All’origine della modernità è la percezione del vuoto. O meglio: la capacità dell’uomo occidentale di confrontarsi con quell’altrove che è il vuoto. Dante lo intuì nel «folle volo» di Ulisse verso l’ignoto, ma – uomo del Medioevo – condannò l’artefice di quel viaggio alle pene dell’inferno. Una data segna il prima e il dopo. La data del 1492, la scoperta dell’America, il viaggio – il «folle volo» – del genovese Cristoforo Colombo, anche lui, però, per ironia della sorte, un uomo del Medioevo, anche lui ancora incapace di concepire il vuoto. Difatti partì tenendo in mente le mappe «piene» della tradizione cartografica, quelle ispirate dall’horror vacui, quelle che preferivano, al vuoto, al non conosciuto, le decorazioni floreali o perfino i mostri immaginari.
Nel «mappamondo di fra Mauro», databile attorno al 1459, l’ultimo planisfero dell’età medievale, l’ecumene è rappresentato con abbondanza di dettagli, indicazioni, isole, continenti di enormi proporzioni, luoghi ipotizzati o fantasticati. Anche il primo mappamondo terrestre, realizzato pochi anni dopo, nel 1492, un globo di lino laminato rinforzato con legno e ricoperto con una mappa dipinta a mano, chiamato Erdapfel, ovvero la «mela terrestre», contempla questo pieno immaginario (con Giappone e isole asiatiche sproporzionatamente grandi) che non prevede le Americhe, benché in quello stesso anno Colombo sia approdato nel nuovo continente. Ma Colombo «scopre» l’America per caso, sulla base di calcoli errati indotti proprio da quelle cartografie artatamente complete. Scopre l’America senza rendersene conto. Si porta dietro quell’equivoco fino alla fine dei suoi giorni. Per lui era semplicemente inconcepibile l’idea di aver scoperto un continente nuovo. Non c’è traccia delle Americhe, infatti, nelle Sacre Scritture.

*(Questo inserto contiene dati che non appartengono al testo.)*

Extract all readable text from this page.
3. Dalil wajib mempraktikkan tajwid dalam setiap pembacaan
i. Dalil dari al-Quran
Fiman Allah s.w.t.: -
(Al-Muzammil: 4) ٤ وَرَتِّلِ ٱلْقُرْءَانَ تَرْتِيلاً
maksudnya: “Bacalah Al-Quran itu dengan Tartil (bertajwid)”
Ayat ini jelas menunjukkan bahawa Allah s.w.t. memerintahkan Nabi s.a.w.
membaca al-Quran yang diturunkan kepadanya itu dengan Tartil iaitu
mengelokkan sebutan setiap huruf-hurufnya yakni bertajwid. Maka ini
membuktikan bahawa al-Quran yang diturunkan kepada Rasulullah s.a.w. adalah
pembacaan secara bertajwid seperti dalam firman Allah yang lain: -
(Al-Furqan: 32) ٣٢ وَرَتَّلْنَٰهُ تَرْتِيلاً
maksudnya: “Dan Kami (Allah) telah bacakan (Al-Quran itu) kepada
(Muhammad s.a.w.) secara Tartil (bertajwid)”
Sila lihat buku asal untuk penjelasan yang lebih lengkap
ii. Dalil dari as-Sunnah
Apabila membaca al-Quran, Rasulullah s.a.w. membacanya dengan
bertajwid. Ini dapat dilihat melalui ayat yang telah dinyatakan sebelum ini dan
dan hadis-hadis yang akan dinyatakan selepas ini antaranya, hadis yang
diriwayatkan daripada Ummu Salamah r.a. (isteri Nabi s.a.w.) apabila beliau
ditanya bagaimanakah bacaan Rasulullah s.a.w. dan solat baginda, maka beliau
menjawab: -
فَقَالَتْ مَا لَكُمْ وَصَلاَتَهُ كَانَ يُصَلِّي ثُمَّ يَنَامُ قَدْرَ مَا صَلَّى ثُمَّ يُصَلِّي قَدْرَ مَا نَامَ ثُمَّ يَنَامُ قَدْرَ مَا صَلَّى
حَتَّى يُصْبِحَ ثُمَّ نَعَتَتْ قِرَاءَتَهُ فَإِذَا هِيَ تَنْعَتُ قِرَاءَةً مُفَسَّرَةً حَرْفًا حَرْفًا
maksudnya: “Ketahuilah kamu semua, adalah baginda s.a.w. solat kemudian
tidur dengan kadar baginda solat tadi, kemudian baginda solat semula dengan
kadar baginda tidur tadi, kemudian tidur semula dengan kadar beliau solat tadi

Il paradosso di Colombo – la sua condanna – fu proprio in ciò: lui, uomo del Medioevo, decretò senza saperlo, senza volerlo, la fine del Medioevo, e aprì le porte alla storia moderna, che la «scoperta» dell’America, evento fondativo per eccellenza, inaugura con un’inversione di tendenza. Le mappe, dopo quella data, si cominciano a tracciare lasciando degli spazi vuoti. Il planisfero Salviati, ad esempio, del 1525, pur comprendendo il continente americano, di quel continente disegna solo la fascia costiera, cioè solo ciò che si è esplorato fino ad allora, e la disegna fino a un certo punto, a sud, dove si interrompe nel nulla.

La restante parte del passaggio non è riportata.